We have way too many eggs. I never thought that having chickens would result in me feeling overwhelmed with how many eggs we have an trying to round up people to pawn off fresh eggs on. My other quandry is Woodia. His foot was much better while on antibiotics again but now he can't use it at all. He hops around on one foot and tips over a lot. But he doesn't look unhappy to I'm not quite ready to kill him. And I think my husband and I will have to draw straws on who's going to kill him because neither of us wants to. Especially me because I've put so much effort into keeping him alive. And he's so sickly I'm scared to eat him or even feed him to the dog. I do wish I had enough chicken anatomy knowledge to do an autopsy and see what all is going wrong in his poor little messed up body.

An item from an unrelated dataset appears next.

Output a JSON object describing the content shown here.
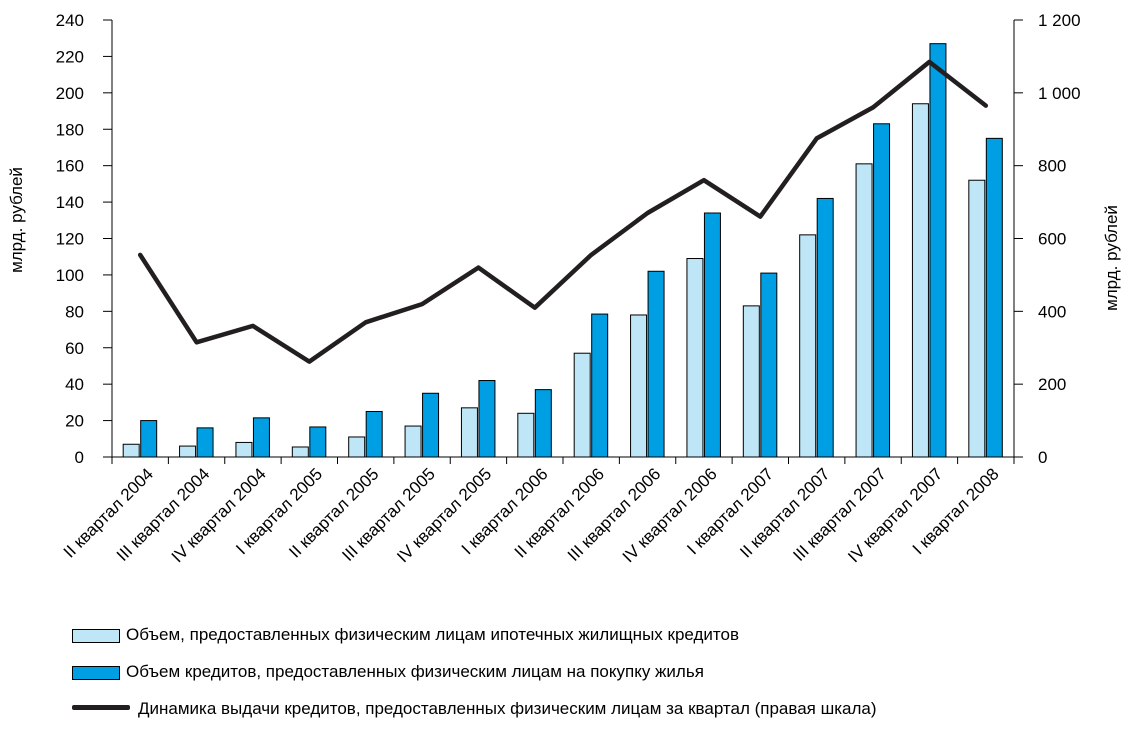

I've been listening to What the Dog Saw by Malcolm Gladwell - essays on a bunch of different things. Normally, I check out books on cd from the library to listen to when I'm driving to and from the stable, but I actually splurged and paid $24 off iTunes to download this one because I really wanted to listen to it. The book's title is from the essay about Caesar Milan (the dog whisperer). I'll leave it to anyone reading this to go and read the book themselves but it was very interesting and a lot of the stuff that was talked about regarding how dogs see people and how they communicate has had me thinking a lot about dog and horse perceptions and how similar they can be despite one being a predator and one being prey.

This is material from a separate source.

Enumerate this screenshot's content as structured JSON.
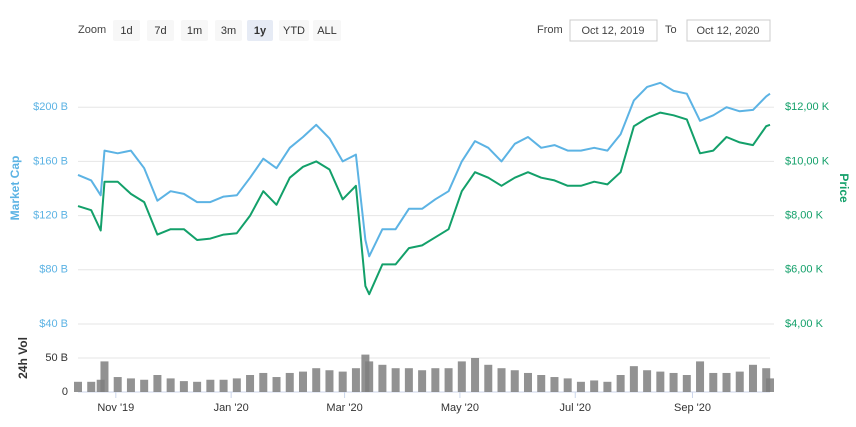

One thing in particular that stood out to me is the concept of standing up straight and how dogs see that as a solid, consistent stance. It's the same when riding horses (at least English - obviously not for jockeys). When you lean forward and/or slump in the saddle it says to the horse, "I am weak and don't know what I'm doing up here," which is scary to horses (on various levels depending on the horse). An old lesson horse who has constantly had beginners on his back will just know there is a beginner on his back and quietly do his thing. But a horse like mine who was trained to be ridden professionally and hasn't really had people on her back who don't know how to ride (at least a little) - she finds it terrifying. It means to her that the person on her back is not in control and is therefor a hindrance to her and of no use to her. If a monster popped out from behind that tree, the person on her back would only weight her down. But if the person on her back sits up straight and tall and balanced it takes some pressure off her - this person on her back is in control and she can follow them without worrying so much because they can handle it if a monster jumps out from behind the tree.
One of the things I tell my horse whenever she gets a little ancy is "Don't worry - I won't let anything hurt you." I know she doesn't understand the words I'm saying but it helps me stay in the mindset of "I need to be the strong one and make sure she knows I will protect her," and that energy is translated to her as safety. I have definitely noticed that horses will change their demeanor around me when I'm feeling anxious about whether or not I can control them. They are a lot like little kids. If I keep an attitude of firm, consistent authority then I seem to do better with dogs, kids and horses. If I start thinking, "What if this horse decides to bolt and I can't control him?" or "what if this big dog suddenly attacks me" or "what if this group of kids just decides to go ballistic?" then things start to fall apart. But if I stay in the attitude "I am the alpha. I am in charge," things go better.
I think about this stuff a lot because it seems like it's "energy" the horse is picking up on, but it's not. It's subtle cues that I don't even know I'm doing, like how I stand, how I hold myself, how I move. And since it would be too hard for me to intellectually keep telling myself, "Stand up straight, lean back slightly, move slowly and deliberately" I've found I will naturally do it if I just convince myself, "I am in charge. This horse needs a strong, gentle person to take the lead and I will do that and everything will be fine."
I tried to explain that to one of the teenagers at the stable when we were going out to the pasture to bring in a couple of the horses for the evening. She was saying how scared she was of some of the horses and I was tired and hungry and couldn't explain it very well at the time. But I will try again. When I walk into a pasture to get a horse and bring him in, if I think "the horse will come to me and will be calm and easy on the way in," that seems to happen. If I think, "I'm scared that this horse is unpredictable and I can just see him spooking and rearing and breaking away from me and he'll run off and I'll get in trouble," things go badly. And if I keep the first attitude that the horse will be calm and I will be calm and in control, even if the horse spooks, it de-escalates a lot faster and becomes a non-issue. Because even with the best intentions of the rider, horses do spook, but if the person stays calm, the horse quickly realizes that they can calm down too.
So, I can kind of see how positive attitude can really work. Not in a magical way like new-agers like to say, but in a way in which intentions actually do somewhat control the outcome. At least where horses are involved.